So now I gotta find that road That’s leading home to San Bernardino
Ob ich das auf der Blues Harp hinkriegte? Ich lege mir die Töne zurecht für meine Hohner in G. Nicht dass ich sie nach den Regeln der Kunst so zu quälen verstehe, dass die Herzen der Hörer zu schluchzen beginnen. Eher quäle ich damit meine eigenen Ohren – und treibe es heimlich. Wildwestmelodien sind nicht allzu schwierig. Blood in the Saddle zum Beispiel. Oder Spiel mir das Lied vom Tod. Diesen ersten Heulton in den Keller ziehen und wieder aufjaulen zu lassen, hatte ich in meinen Rucksackreisejahren ein paar Hundert Telefonstangen weit geübt. Bis die Drähte zu weinen begannen. Zu schade, habe ich dieses kleine Ding jetzt nicht dabei. Home to San Bernardino. Gerade, als der Refrain zum letzten Mal kommt, ruft Walo an. Er hat kalte Füße bekommen: »Du, Markus, ich glaube, ich habe Scheiße gebaut. Mein Tank ist doch plombiert. Wenn ich da erwischt werde, wirds teuer.«
»Nein, nein, lieber Walo, hast Glück«, sagt Markus nach kurzer Überlegung und freut sich für ihn: »Es ist ja keine Zollplombe. Sie ist von der Firma. Es ist alles okay.«
Kurz darauf, am Ende der Talsohle, hält uns ein Security-Mann an: »Wo haben Sie geladen?«
Beide: »In Lugano.«
Er sagt okay und winkt uns durch.

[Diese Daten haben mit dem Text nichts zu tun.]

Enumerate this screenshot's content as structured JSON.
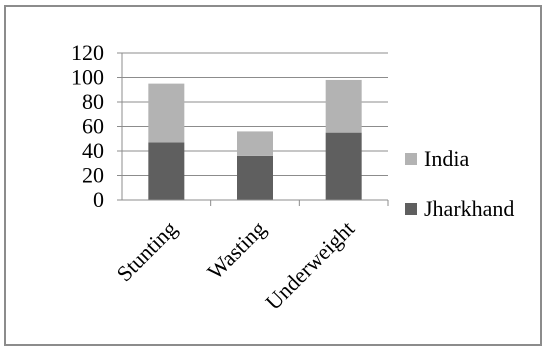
{
  "chart_data": {
    "type": "bar",
    "stacked": true,
    "categories": [
      "Stunting",
      "Wasting",
      "Underweight"
    ],
    "series": [
      {
        "name": "Jharkhand",
        "values": [
          47,
          36,
          55
        ],
        "color": "#5f5f5f"
      },
      {
        "name": "India",
        "values": [
          48,
          20,
          43
        ],
        "color": "#b3b3b3"
      }
    ],
    "yticks": [
      "0",
      "20",
      "40",
      "60",
      "80",
      "100",
      "120"
    ],
    "ylim": [
      0,
      120
    ],
    "grid": true,
    "legend_position": "right"
  }
}
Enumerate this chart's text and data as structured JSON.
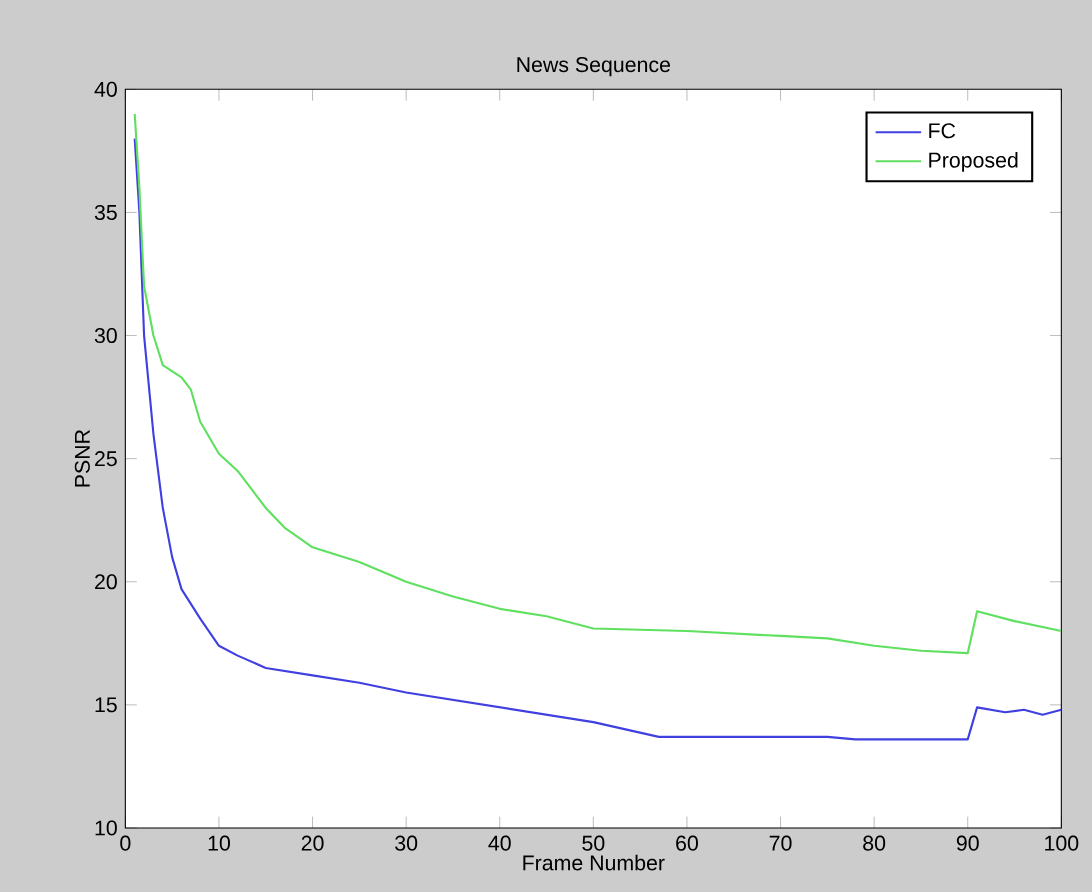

Hat der Mann nicht einen traurigen Job? Muss sich immer wieder nach Noten belügen lassen. Eine Reihe roter Plastikzylinder auf dem Asphalt weist uns nach links auf die Durchfahrstrecke. Auf der rechten Spur steht eine Kolonne von mindestens drei Dutzend Sattelschleppern. Darunter die fünf ungarischen von Tatratrans. Und tschüss. Home to San Bernardino.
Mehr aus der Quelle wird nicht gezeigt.